Tema peringatan Hari Sumpah Pemuda ke-86 tahun 2014 adalah “Bangun Soliditas Pemuda Maju dan Berkelanjutan”. Anies Baswedan dalam sambutannya mengingatkan soal bukti kejeniusan dan peran strategis pemuda dalam menggerakkan sejarah Indonesia, dengan semangat sumpah pemuda. “Sumpah pemuda sebagai bukti kejeniusan para pemuda indonesia”, tutur Menteri Pendidikan dan Kebudayaan, Anies Baswedan.

Mendikbud juga menyinggung soal bonus demografi saat ini yang didominasi kelompok pemuda, jika mampu dikelola dengan baik melalui rekayasa sumberdaya manusia yang berkualitas akan mampu mengantarkan bangsa Indonesia semakin diperhitungkan dunia internasional.
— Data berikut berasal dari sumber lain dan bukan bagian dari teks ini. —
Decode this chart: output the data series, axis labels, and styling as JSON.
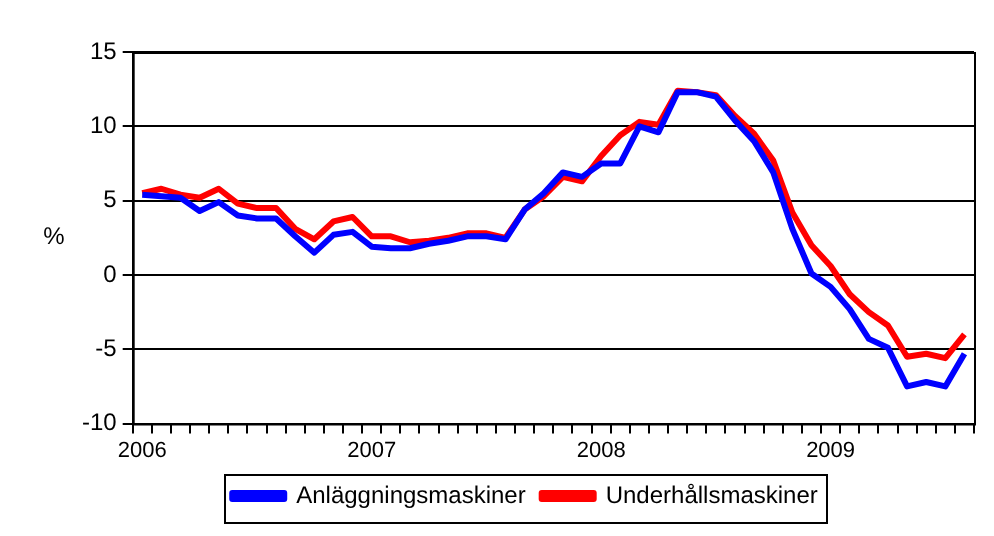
{
  "chart_data": {
    "type": "line",
    "ylabel": "%",
    "categories": [
      "2006",
      null,
      null,
      null,
      null,
      null,
      null,
      null,
      null,
      null,
      null,
      null,
      "2007",
      null,
      null,
      null,
      null,
      null,
      null,
      null,
      null,
      null,
      null,
      null,
      "2008",
      null,
      null,
      null,
      null,
      null,
      null,
      null,
      null,
      null,
      null,
      null,
      "2009",
      null,
      null,
      null,
      null,
      null,
      null,
      null
    ],
    "series": [
      {
        "name": "Anläggningsmaskiner",
        "color": "#0000ff",
        "values": [
          5.4,
          5.3,
          5.2,
          4.3,
          4.9,
          4.0,
          3.8,
          3.8,
          2.6,
          1.5,
          2.7,
          2.9,
          1.9,
          1.8,
          1.8,
          2.1,
          2.3,
          2.6,
          2.6,
          2.4,
          4.4,
          5.5,
          6.9,
          6.6,
          7.5,
          7.5,
          10.0,
          9.6,
          12.3,
          12.3,
          12.0,
          10.4,
          9.0,
          6.9,
          3.1,
          0.1,
          -0.8,
          -2.3,
          -4.3,
          -4.9,
          -7.5,
          -7.2,
          -7.5,
          -5.3
        ]
      },
      {
        "name": "Underhållsmaskiner",
        "color": "#ff0000",
        "values": [
          5.5,
          5.8,
          5.4,
          5.2,
          5.8,
          4.8,
          4.5,
          4.5,
          3.1,
          2.4,
          3.6,
          3.9,
          2.6,
          2.6,
          2.2,
          2.3,
          2.5,
          2.8,
          2.8,
          2.5,
          4.4,
          5.3,
          6.6,
          6.3,
          8.0,
          9.4,
          10.3,
          10.1,
          12.4,
          12.3,
          12.1,
          10.7,
          9.5,
          7.7,
          4.2,
          2.0,
          0.6,
          -1.3,
          -2.5,
          -3.4,
          -5.5,
          -5.3,
          -5.6,
          -4.0
        ]
      }
    ],
    "ylim": [
      -10,
      15
    ],
    "yticks": [
      -10,
      -5,
      0,
      5,
      10,
      15
    ],
    "grid": "y",
    "legend": "bottom",
    "marker": "none",
    "line_style": "solid"
  }
}
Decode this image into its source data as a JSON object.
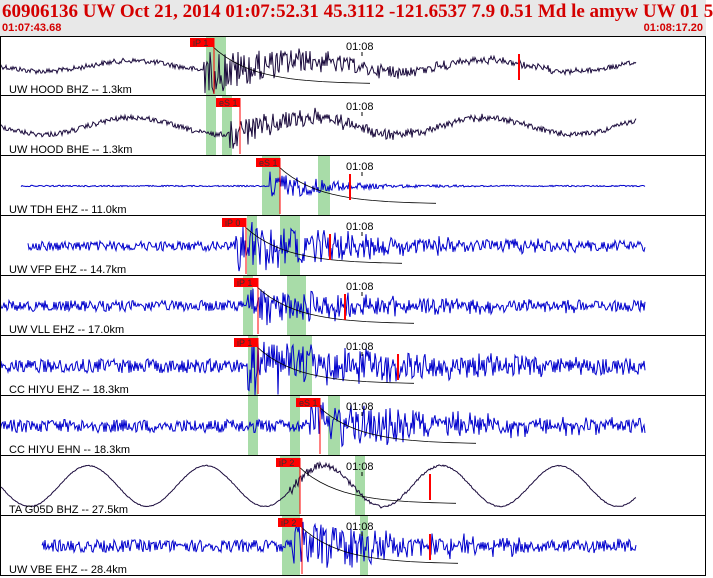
{
  "header": {
    "title": "60906136 UW Oct 21, 2014 01:07:52.31   45.3112 -121.6537  7.9 0.51 Md le amyw UW 01   5",
    "start_time": "01:07:43.68",
    "end_time": "01:08:17.20"
  },
  "time_tick_label": "01:08",
  "colors": {
    "header_text": "#d40000",
    "header_bg": "#e8e8e8",
    "trace_dark": "#1a0a3c",
    "trace_blue": "#0000cc",
    "pick_box": "#ff0000",
    "window_band": "#a8dca8",
    "theoretical_curve": "#000000",
    "panel_border": "#000000"
  },
  "panels": [
    {
      "label": "UW HOOD BHZ -- 1.3km",
      "color": "dark",
      "pick": "P 1",
      "pick_type": "P",
      "start": 0.0,
      "end": 1.0,
      "noise": 0.12,
      "onset": 0.34,
      "peak": 0.85,
      "decay": 0.18,
      "wave": 0.22
    },
    {
      "label": "UW HOOD BHE -- 1.3km",
      "color": "dark",
      "pick": "S 1",
      "pick_type": "S",
      "start": 0.0,
      "end": 1.0,
      "noise": 0.12,
      "onset": 0.36,
      "peak": 0.6,
      "decay": 0.15,
      "wave": 0.35
    },
    {
      "label": "UW TDH EHZ -- 11.0km",
      "color": "blue",
      "pick": "S 1",
      "pick_type": "S",
      "start": 0.03,
      "end": 0.97,
      "noise": 0.03,
      "onset": 0.4,
      "peak": 0.6,
      "decay": 0.08,
      "wave": 0.0
    },
    {
      "label": "UW VFP EHZ -- 14.7km",
      "color": "blue",
      "pick": "P 0",
      "pick_type": "P",
      "start": 0.04,
      "end": 0.97,
      "noise": 0.22,
      "onset": 0.36,
      "peak": 0.95,
      "decay": 0.2,
      "wave": 0.0
    },
    {
      "label": "UW VLL EHZ -- 17.0km",
      "color": "blue",
      "pick": "P 1",
      "pick_type": "P",
      "start": 0.0,
      "end": 0.97,
      "noise": 0.25,
      "onset": 0.37,
      "peak": 0.75,
      "decay": 0.2,
      "wave": 0.0
    },
    {
      "label": "CC HIYU EHZ -- 18.3km",
      "color": "blue",
      "pick": "P 1",
      "pick_type": "P",
      "start": 0.0,
      "end": 0.97,
      "noise": 0.32,
      "onset": 0.37,
      "peak": 0.95,
      "decay": 0.25,
      "wave": 0.0
    },
    {
      "label": "CC HIYU EHN -- 18.3km",
      "color": "blue",
      "pick": "S 1",
      "pick_type": "S",
      "start": 0.0,
      "end": 0.97,
      "noise": 0.3,
      "onset": 0.45,
      "peak": 0.9,
      "decay": 0.2,
      "wave": 0.0
    },
    {
      "label": "TA G05D BHZ -- 27.5km",
      "color": "dark",
      "pick": "P 2",
      "pick_type": "P",
      "start": 0.0,
      "end": 1.0,
      "noise": 0.02,
      "onset": 0.5,
      "peak": 0.2,
      "decay": 0.1,
      "wave": 0.85
    },
    {
      "label": "UW VBE EHZ -- 28.4km",
      "color": "blue",
      "pick": "P 2",
      "pick_type": "P",
      "start": 0.06,
      "end": 1.0,
      "noise": 0.28,
      "onset": 0.5,
      "peak": 0.95,
      "decay": 0.2,
      "wave": 0.0
    }
  ]
}
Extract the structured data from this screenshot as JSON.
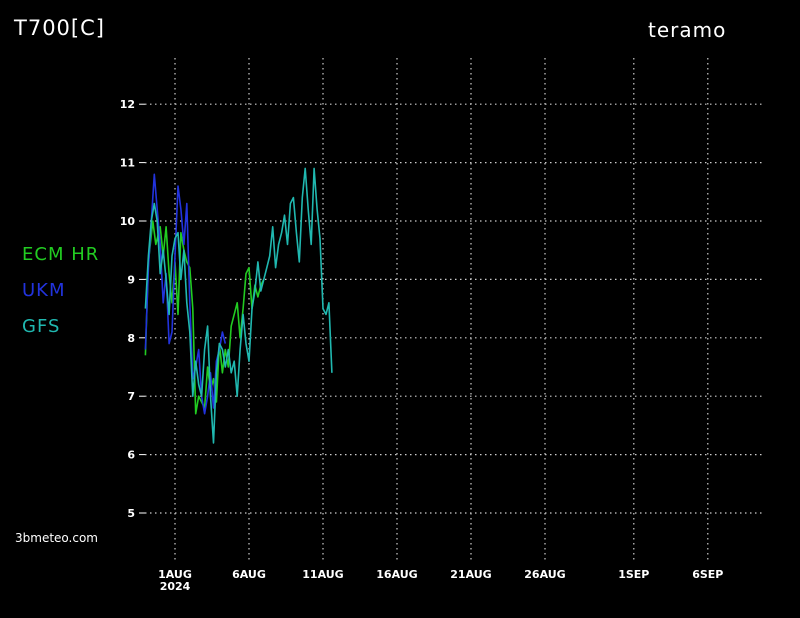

Untuk itu, menurut penggagas Gerakan Indonesia Mengajar ini menganggap, generasi usia produktif merupakan salah satu komponen terbesar, dan menjadi kunci bagi percepatan Indonesia sebagai salah satu kekuatan ekonomi terbesar di dunia. ”Pekerjaan besar kita saat ini dan di masa-masa mendatang adalah bagaimana memastikan kelompok usia produktif itu sebagai orang-orang yang memiliki kualitas yang memadai. Ini merupakan salah satu tantangan terbesar kita yang memperoleh amanah untuk mengabdikan diri di dunia pendidikan dan kebudayaan”, ujar Mendikbud.

Pemilik akun sosial media aniesbaswedan.com dan facebook.com/aniesbaswedan ini, juga mengajak masyarakat berpikir “out of the box”, berpikir di luar kebiasaan. “Mulailah berpikir apa yang orang lain tidak pikirkan. Berpikir di luar kebiasaan orang lain akan memberikan efek luar biasa. Pemikiran-pemikiran baru pun akan banyak bermunculan jika kita berpikir outside the box. Berpikir besar mulai dari yang kecil dan dilakukan sekarang”, katanya.

Kepada semua pendidik, tenaga kependidikan, peserta didik, penggiat, dan pencinta dunia pendidikan dan kebudayaan “Kami mengucapkan selamat memperingati Hari Sumpah Pemuda”, ucap Mendikbud.